Contrairement aux attentes, le président syrien Bachar al-Assad est toujours au pouvoir dans son pays, conforté par le soutien de Moscou, le principal allié de Damas, et une conférence internationale de paix sur la Syrie doit avoir lieu fin janvier à Genève.

Un accord conclu fin novembre entre l'Iran et le groupe 5+1 (les cinq membres permanents du Conseil de sécurité - Chine, Etats-Unis, France, Royaume-Uni, Russie - plus l'Allemagne), visant notamment à limiter les activités nucléaires iraniennes, a abouti à la levée partielle des sanctions occidentales, une mesure longtemps souhaitée par le Kremlin.

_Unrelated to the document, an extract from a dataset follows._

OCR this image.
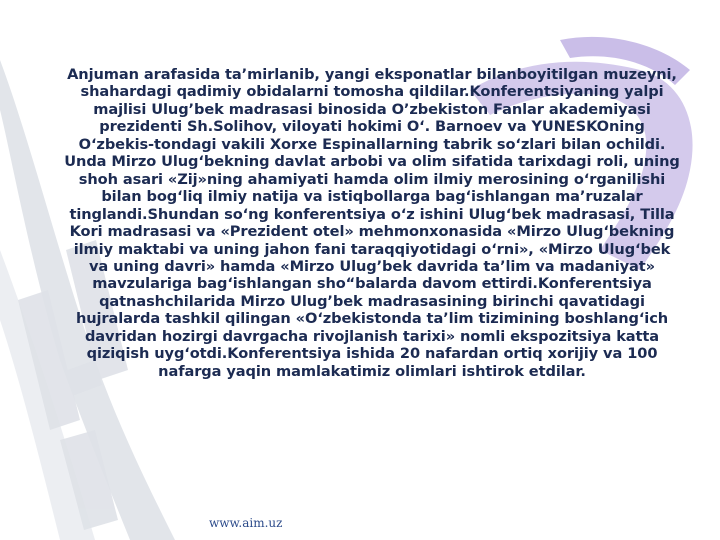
Anjuman arafasida ta’mirlanib, yangi eksponatlar bilanboyitilgan muzeyni, shahardagi qadimiy obidalarni tomosha qildilar.Konferentsiyaning yalpi majlisi Ulug’bek madrasasi binosida O’zbekiston Fanlar akademiyasi prezidenti Sh.Solihov, viloyati hokimi O‘. Barnoev va YUNESKOning O‘zbekis-tondagi vakili Xorxe Espinallarning tabrik so‘zlari bilan ochildi. Unda Mirzo Ulug‘bekning davlat arbobi va olim sifatida tarixdagi roli, uning shoh asari «Zij»ning ahamiyati hamda olim ilmiy merosining o‘rganilishi bilan bog‘liq ilmiy natija va istiqbollarga bag‘ishlangan ma’ruzalar tinglandi.Shundan so‘ng konferentsiya o‘z ishini Ulug‘bek madrasasi, Tilla Kori madrasasi va «Prezident otel» mehmonxonasida «Mirzo Ulug‘bekning ilmiy maktabi va uning jahon fani taraqqiyotidagi o‘rni», «Mirzo Ulug‘bek va uning davri» hamda «Mirzo Ulug’bek davrida ta’lim va madaniyat» mavzulariga bag‘ishlangan sho“balarda davom ettirdi.Konferentsiya qatnashchilarida Mirzo Ulug’bek madrasasining birinchi qavatidagi hujralarda tashkil qilingan «O‘zbekistonda ta’lim tizimining boshlang‘ich davridan hozirgi davrgacha rivojlanish tarixi» nomli ekspozitsiya katta qiziqish uyg‘otdi.Konferentsiya ishida 20 nafardan ortiq xorijiy va 100 nafarga yaqin mamlakatimiz olimlari ishtirok etdilar.
www.aim.uz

Les manifestations pro-européennes à Kiev contre le rejet, au profit de la Russie, d'un accord d'association avec l'UE semblent perdre de leur élan après l'annonce par Moscou de l'octroi de 15 milliards de dollars à l'Ukraine et de la baisse du prix du gaz russe livré à cette ex-république soviétique.

En Russie-même, le mouvement de contestation qui avait mobilisé des dizaines de milliers de personnes contre Vladimir Poutine à l'hiver 2011-2012 s'est essoufflé et semble manquer d'une personnalité vraiment capable de rivaliser avec M. Poutine.

"Poutine est sûr de sa propre force, comme jamais", souligne l'analyste Alexeï Malachenko, du Centre Carnegie de Moscou, cité par la radio Echo de Moscou.

"Il y a un an, il semblait que le régime était très faible. Mais maintenant, il semble solide", lui fait écho Nikolaï Petrov.

"Poutine avait besoin de gracier Khodorkovski pour affirmer son droit de châtier et montrer sa miséricorde", estime-t-il.

Considéré par certains comme un leader potentiel d'une partie de l'opposition russe, M. Khodorkovski est désormais en exil en Allemagne et affirme ne pas avoir d'ambitions politiques.

Stagnation de l'économie

Mais Vladimir Poutine, qui pourrait encore briguer un quatrième mandat présidentiel en 2018, aurait tort de s'endormir sur ses lauriers, l'économie russe donnant de plus en plus de signes d'une croissance faible.

Les prévisions de croissance du PIB pour 2013 en Russie ne dépassent pas 1,4%, plombées notamment par l'échec du président de créer un climat favorable aux entreprises privées et de réformer le système judiciaire.

"Pour le moment, nous sommes dans la stagnation. Malheureusement, c'est la réalité. Je ne vois pas le gouvernement prendre de mesures décisives. Nous voyons que ces deux dernières années ont été perdues", a déclaré lundi l'ex-ministre russe des Finances, Alexeï Koudrine, cité par l'agence de presse RIA-Novosti.

PHOTO VASILY MAXIMOV, AFP

Vladimir Poutine.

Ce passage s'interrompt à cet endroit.